- Apr 1, 2008
Equine protozoal myeloencephalitis (EPM) continues to be an elusive disease to prevent, diagnose, and treat. In this special collection of three articles this month, we will delve into the often-contentious world of EPM research to share what practitioners and those studying the disease have discovered.
What is EPM?
Equine protozoal myeloencephalitis describes an infection of the central nervous system with an intracellular (they cannot reproduce outside their host cell) protozoan parasite known as Sarcocystis neurona. To complete its life cycle, this organism requires a definitive host (the opossum), which feeds on the muscles of a dead intermediate host (such as a raccoon, skunk, cat, or armadillo). S. neurona is contained in the muscles in the form of sarcocysts, which once ingested by the opossum will mature and pass in their infective stage (sporocysts) in opossum feces.
Horse feed, hay, or pasture that is contaminated by opossum feces is then unintentionally consumed by a horse; the ingested sporocysts penetrate and infect a horse's leukocytes (white blood cells, predominantly monocytes) and endothelial cells that line the blood vessels. It is speculated that, like a "Trojan horse," the parasites cross the horse's blood-brain barrier by hiding in the leukocytes, then they are released within the central nervous system (CNS) tissues, where they inflict their damage.
A typical presentation of EPM is that of neurologic signs, specifically asymmetric atrophy (muscle wasting) and ataxia (incoordination), with the atrophy occurring in focal muscle areas. A horse will appear to have neurologic signs in one side of his body, such as one hind limb that drags, or an eyelid or lip that droops on one side. In more subtle cases, it is sometimes difficult to determine if a horse is lame or is exhibiting neurologic signs such as ataxia. Any number of neurological signs can be present with EPM. Those signs can mimic other neurological diseases or musculoskeletal diseases, particularly of the pelvic, sacroiliac, or lumbosacral regions, or conditions due to cervical vertebrae stenosis (narrowing of the vertebral canal) or instability, also known as wobbler's syndrome. A horse affected by EPM might demonstrate signs consistent with brain disease, cranial nerve damage, peripheral nerve problems, obscure lameness, behavioral changes, or any combination of these.

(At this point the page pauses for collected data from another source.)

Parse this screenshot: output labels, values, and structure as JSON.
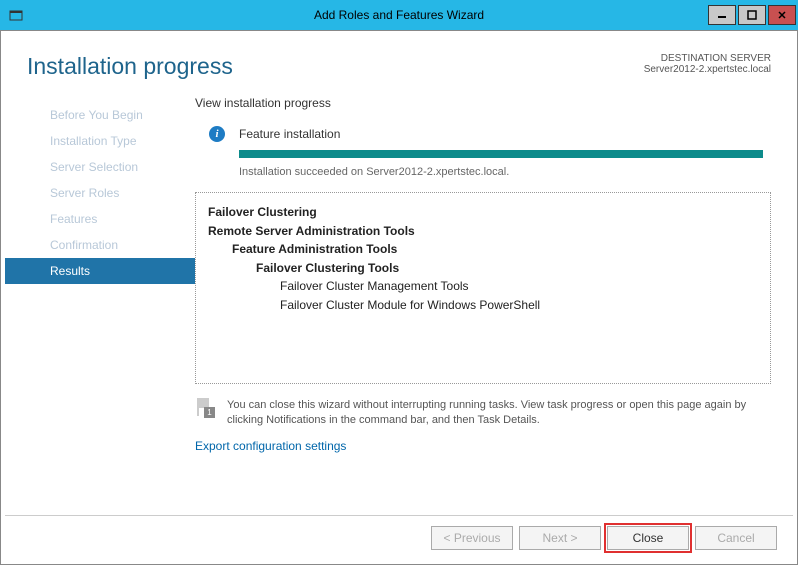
{
  "titlebar": {
    "title": "Add Roles and Features Wizard"
  },
  "header": {
    "page_title": "Installation progress",
    "dest_label": "DESTINATION SERVER",
    "dest_server": "Server2012-2.xpertstec.local"
  },
  "sidebar": {
    "items": [
      {
        "label": "Before You Begin"
      },
      {
        "label": "Installation Type"
      },
      {
        "label": "Server Selection"
      },
      {
        "label": "Server Roles"
      },
      {
        "label": "Features"
      },
      {
        "label": "Confirmation"
      },
      {
        "label": "Results"
      }
    ]
  },
  "main": {
    "sub_label": "View installation progress",
    "status_text": "Feature installation",
    "result_msg": "Installation succeeded on Server2012-2.xpertstec.local.",
    "features": {
      "l0a": "Failover Clustering",
      "l0b": "Remote Server Administration Tools",
      "l1": "Feature Administration Tools",
      "l2": "Failover Clustering Tools",
      "l3a": "Failover Cluster Management Tools",
      "l3b": "Failover Cluster Module for Windows PowerShell"
    },
    "note": "You can close this wizard without interrupting running tasks. View task progress or open this page again by clicking Notifications in the command bar, and then Task Details.",
    "export_link": "Export configuration settings",
    "flag_count": "1"
  },
  "footer": {
    "previous": "< Previous",
    "next": "Next >",
    "close": "Close",
    "cancel": "Cancel"
  }
}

A physical exam helps identify the type and extent of a horse's incoordination and neurologic signs, and it helps localize the lesions to specific areas of the central nervous system. While a thorough clinical and neurologic exam corroborates the presence of a neurologic problem, without testing it is often difficult to know for certain whether EPM is the only cause of disease, or whether other problems are occurring concurrently (such as wobbler's). S. neurona can affect any portion of the central nervous system and can, therefore, mimic other diseases, making generalizations during diagnosis impractical.
One must also consider the likelihood of active infection relative to the geographical residence of the horse and how prevalent the disease occurs in that location, or in locations the horse has visited. Certain parts of the country have a higher incidence of EPM occurrence than others. Granstrom, one of the original pioneers who studied the emergence of EPM, has a wealth of knowledge about the disease. Granstrom remarks, "Exposure, as measured by prevalence based on positive results on blood testing, varies widely across the U.S. It ranges from zero in desert regions of the West to 65% and higher in some temperate areas where large numbers of opossums live and are able to spread the infective stage. Fortunately, the incidence of EPM is well below 1% of the equine population in the U.S. The percentage of horses that develop clinical disease following exposure is difficult to estimate, but apparently it is very low. Other factors, such as stress, appear to have the greatest influence on which horses actually develop clinical disease."
Testing for EPM
One of the major areas of controversy surrounding EPM is testing. Testing requires identification of markers of infection, such as antibodies specific for S. neurona. Such antibodies might be found in the blood of a horse that has been exposed, but not necessarily infected (no overt disease resulted from exposure). Antibodies found in the cerebrospinal fluid (CSF) cast a higher suspicion that the neurologic signs exhibited by a horse might be linked to infection and subsequent parasitic damage of spinal cord tissues.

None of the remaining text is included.